Sunday, September 30, 2012


For the purposes of this post I’m going to over-simplify things considerably by saying that all of the stuff that people learn get stored in their brains as a series of ‘models’. A model in this case is essentially a large set of ‘symbols’ and a whole lot of ‘interconnections’ (relationships) between them. Structurally we could view this as a graph (from graph theory), or we could see it as a relative multidimensional mesh of some sort. It doesn’t really matter for this post, either perspective will do.

As we progress through life we collect facts and relationships which help to build up these models. Sometime, we cross-link them to each other forming larger models, although there is no requirement to do so. We can have many models that are essentially independent from each other.

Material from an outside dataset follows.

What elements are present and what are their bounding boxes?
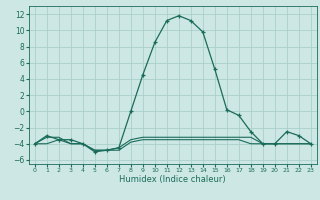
X-axis label: Humidex (Indice chaleur): Humidex (Indice chaleur) bbox=[119, 175, 226, 184]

So what we have in our minds is heavily interlinked multidimensional data that is used to drive our actions and behaviors. Often we want to communicate parts of this to the others around us. In order to accomplish this, we pick a starting place in a model and then traverse through the nodes in some complex fashion. We take these paths and we ‘serialize’ them into a stream of sentences which we speak out loud. No doubt the whole process is significantly more complex than what I am describing, but the important aspect is that we are linearizing our vast internal models down to a string of ‘symbols’ that we then communicate to others, who as they listen hopefully update their own internal models with what we’ve sent.

The fact that we are serializing paths through our models has a huge number of interesting consequences. An obvious one is that there can be many many different paths through a model. We see this quite easily because often different people will find very different ways to express the same thoughts. Often too we can see from the paths, that two people may have similar models, but they differ in parts. It isn’t always obvious whether the differences come from the model or from the serialization.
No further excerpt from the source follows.